ABSTRACT

In this article I want to address questions that have concerned me for some time; specifically, what pleasures are involved in the consumption of sport, and what role do heroes, as figures for identification, play. First, however, it is necessary to explain briefly the sense in which I am using the concept of popular culture. I am operating with a definition of popular culture derived largely from the work of the Open University course team who devised a popular culture course in the early 1980s. Broadly speaking, they argued that popular culture should be understood neither as the authentic culture of the people, nor as commercialised mass-produced artefacts, but rather as the result of processes of struggle and contestation between cultural practices generated from below and imposed from above (Bennett 1981). While many cultural products have emerged from the practices of ordinary people to become popular, this production cannot take place separate from the process of mass production and distribution. In the era of mechanical production, mass culture and globalisation, language and meaning are themselves not neutral.

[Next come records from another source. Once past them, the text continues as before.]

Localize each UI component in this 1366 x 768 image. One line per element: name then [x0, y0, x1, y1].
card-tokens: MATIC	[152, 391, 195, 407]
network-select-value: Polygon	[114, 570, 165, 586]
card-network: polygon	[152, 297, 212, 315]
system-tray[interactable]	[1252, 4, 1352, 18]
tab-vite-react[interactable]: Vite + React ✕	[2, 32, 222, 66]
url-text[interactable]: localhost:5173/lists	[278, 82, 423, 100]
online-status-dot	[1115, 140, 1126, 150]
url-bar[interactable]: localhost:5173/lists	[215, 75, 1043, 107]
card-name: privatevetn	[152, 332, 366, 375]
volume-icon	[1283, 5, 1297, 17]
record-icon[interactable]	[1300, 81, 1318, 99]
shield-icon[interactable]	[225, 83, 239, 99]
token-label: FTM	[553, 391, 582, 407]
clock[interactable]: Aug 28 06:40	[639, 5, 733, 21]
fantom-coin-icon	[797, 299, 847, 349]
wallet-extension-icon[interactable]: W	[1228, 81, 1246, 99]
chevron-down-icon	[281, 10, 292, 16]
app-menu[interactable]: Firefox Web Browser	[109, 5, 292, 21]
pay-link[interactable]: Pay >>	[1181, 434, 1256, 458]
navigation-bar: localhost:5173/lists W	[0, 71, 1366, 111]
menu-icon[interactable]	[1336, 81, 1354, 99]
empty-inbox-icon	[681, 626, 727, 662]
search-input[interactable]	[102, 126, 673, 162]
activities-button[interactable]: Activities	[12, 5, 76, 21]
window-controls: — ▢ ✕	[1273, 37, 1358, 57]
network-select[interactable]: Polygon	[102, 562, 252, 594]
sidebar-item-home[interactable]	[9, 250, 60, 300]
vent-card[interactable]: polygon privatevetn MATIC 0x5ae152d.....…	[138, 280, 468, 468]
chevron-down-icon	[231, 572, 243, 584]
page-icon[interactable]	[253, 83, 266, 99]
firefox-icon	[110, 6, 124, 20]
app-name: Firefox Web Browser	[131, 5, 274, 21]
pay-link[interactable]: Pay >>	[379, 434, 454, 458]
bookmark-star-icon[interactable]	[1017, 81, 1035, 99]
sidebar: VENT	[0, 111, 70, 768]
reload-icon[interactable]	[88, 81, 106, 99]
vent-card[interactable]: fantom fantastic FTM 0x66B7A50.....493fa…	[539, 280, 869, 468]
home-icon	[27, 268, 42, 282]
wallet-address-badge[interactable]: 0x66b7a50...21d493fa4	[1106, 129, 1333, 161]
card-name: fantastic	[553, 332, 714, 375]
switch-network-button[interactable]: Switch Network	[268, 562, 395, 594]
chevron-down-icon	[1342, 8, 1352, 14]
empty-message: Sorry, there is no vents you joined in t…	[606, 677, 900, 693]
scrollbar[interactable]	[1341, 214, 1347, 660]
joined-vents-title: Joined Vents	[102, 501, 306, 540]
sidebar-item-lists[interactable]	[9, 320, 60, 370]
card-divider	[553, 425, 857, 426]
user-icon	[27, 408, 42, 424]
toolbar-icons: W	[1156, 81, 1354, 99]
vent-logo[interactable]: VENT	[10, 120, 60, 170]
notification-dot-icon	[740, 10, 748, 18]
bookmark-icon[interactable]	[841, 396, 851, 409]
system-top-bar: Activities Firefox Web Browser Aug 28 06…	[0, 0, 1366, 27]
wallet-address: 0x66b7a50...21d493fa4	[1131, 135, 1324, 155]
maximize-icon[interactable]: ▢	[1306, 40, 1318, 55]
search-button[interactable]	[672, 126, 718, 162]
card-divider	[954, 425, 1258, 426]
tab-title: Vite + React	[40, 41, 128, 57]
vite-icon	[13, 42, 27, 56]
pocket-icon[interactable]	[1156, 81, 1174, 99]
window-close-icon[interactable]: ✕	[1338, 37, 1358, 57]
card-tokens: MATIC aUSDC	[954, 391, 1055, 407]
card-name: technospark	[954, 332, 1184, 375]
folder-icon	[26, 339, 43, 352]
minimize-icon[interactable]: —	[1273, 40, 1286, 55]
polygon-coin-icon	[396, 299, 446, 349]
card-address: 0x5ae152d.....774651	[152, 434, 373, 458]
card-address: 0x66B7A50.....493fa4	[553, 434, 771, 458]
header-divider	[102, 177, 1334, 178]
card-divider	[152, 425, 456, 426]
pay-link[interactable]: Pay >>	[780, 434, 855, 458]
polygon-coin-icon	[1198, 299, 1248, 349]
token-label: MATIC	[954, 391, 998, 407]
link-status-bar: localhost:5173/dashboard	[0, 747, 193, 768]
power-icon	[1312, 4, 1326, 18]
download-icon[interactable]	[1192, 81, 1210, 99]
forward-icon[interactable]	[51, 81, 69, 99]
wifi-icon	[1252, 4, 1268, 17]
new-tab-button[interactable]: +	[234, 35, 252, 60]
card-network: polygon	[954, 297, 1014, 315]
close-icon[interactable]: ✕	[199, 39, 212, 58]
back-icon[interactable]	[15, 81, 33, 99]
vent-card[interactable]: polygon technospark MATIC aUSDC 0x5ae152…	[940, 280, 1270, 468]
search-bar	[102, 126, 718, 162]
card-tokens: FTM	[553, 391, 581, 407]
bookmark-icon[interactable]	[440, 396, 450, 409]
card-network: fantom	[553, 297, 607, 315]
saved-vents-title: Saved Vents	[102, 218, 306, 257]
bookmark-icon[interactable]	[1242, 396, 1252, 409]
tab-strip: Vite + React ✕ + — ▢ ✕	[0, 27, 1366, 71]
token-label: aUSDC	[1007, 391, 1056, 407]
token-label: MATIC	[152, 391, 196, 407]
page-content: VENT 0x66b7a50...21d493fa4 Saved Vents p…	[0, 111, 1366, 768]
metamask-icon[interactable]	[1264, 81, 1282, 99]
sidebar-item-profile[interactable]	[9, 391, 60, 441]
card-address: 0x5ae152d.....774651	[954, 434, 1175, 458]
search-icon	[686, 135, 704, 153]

It is no longer possible to conceptualise a folk tradition that can carry on un-influenced by, and in ignorance of, the world of Madonna, Michael Jackson, or Maradona. However, the alternative mass culture model of a domain of mass-produced cultural products imposed on a passive unthinking indiscriminate audience is not tenable either. Popular culture has to address its audience – it has to relate to their real lived experience, their lives, in some meaningful way, precisely in order to become popular. This need means that popular cultural production can never be totally controlled by producers – its success always also depends on striking the public nerve – articulating the right elements at the right moment in time for the right audience. In short, popular culture needs to be understood as a site of struggle, and as a field of complex and contradictory meanings (Bennett 1981).